Eigentlich soll das hier ja ein Blog für etwas exotischere Spiele sein, die nicht in jedem Laden herumstehen. Dass ich eine Rezension für Santiago, ein durchaus recht erfolgreiches Spiel von 2003 schreiben würde, hatte ich nicht eingeplant. Aber manchmal kommt es doch anders, als man denkt. Als ich das Spiel neulich nach einer vielleicht zehnjährigen Pause endlich mal wieder aus dem Regal holte und buchstäblich vor dem Öffnen abstauben musste, da machte das Spielen so viel Spaß, dass ich doch mal was dazu sagen möchte. Außerdem ist eine Neuauflage angekündigt, so dass es vielleicht doch einigermaßen aktuell ist.

Santiago
Amigo-Ausgabe

Santiago spielt auf der gleichnamigen Hauptinsel der Kapverden.

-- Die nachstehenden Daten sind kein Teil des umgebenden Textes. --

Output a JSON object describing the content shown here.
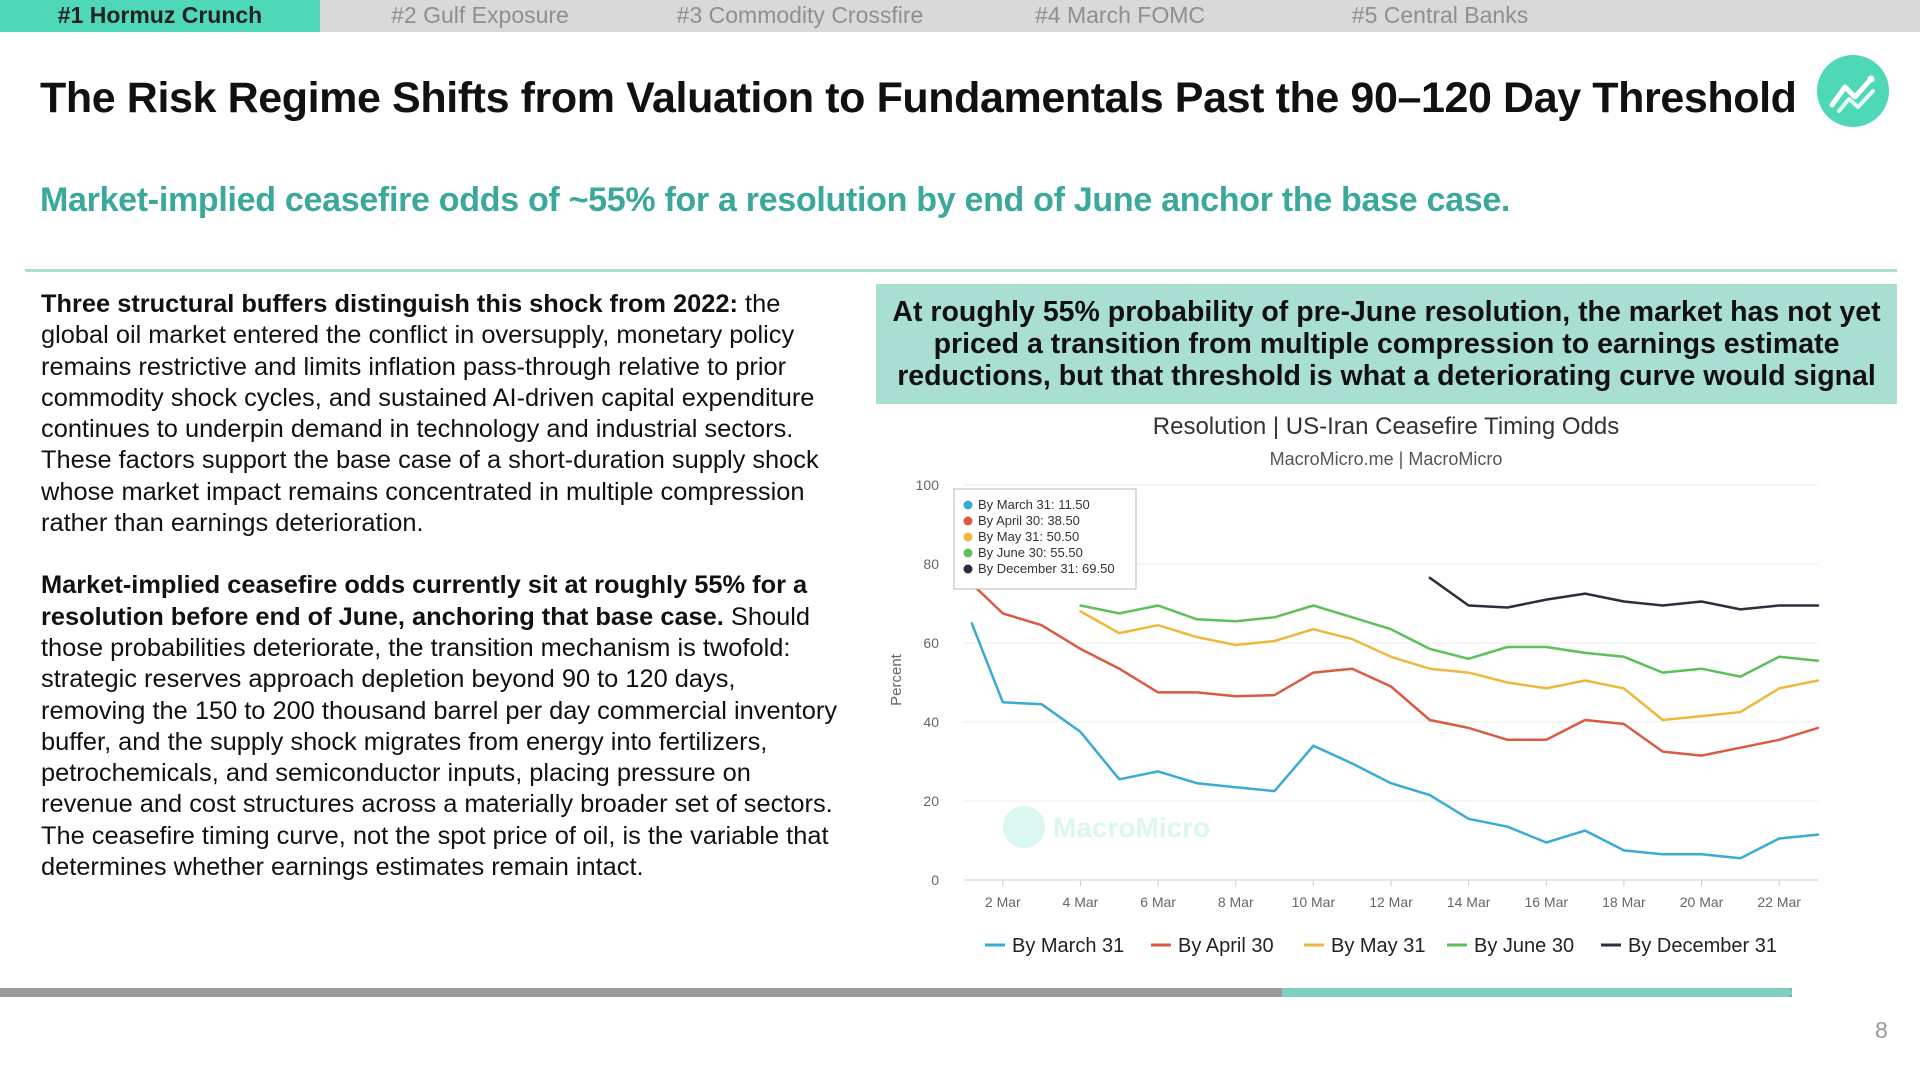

Die Spieler/innen legen möglichst große Plantagen mit möglichst vielen Arbeitern darauf an. Aber die schönsten Plantagen nützen gar nichts, wenn es nicht gelingt, sie zu bewässern. Das ist der eigentliche Schwerpunkt des Spiels: Von einer Quelle aus müssen die Felder bewässert werden. Gelingt das nicht, trocknen sie aus und sind am Ende nichts mehr wert.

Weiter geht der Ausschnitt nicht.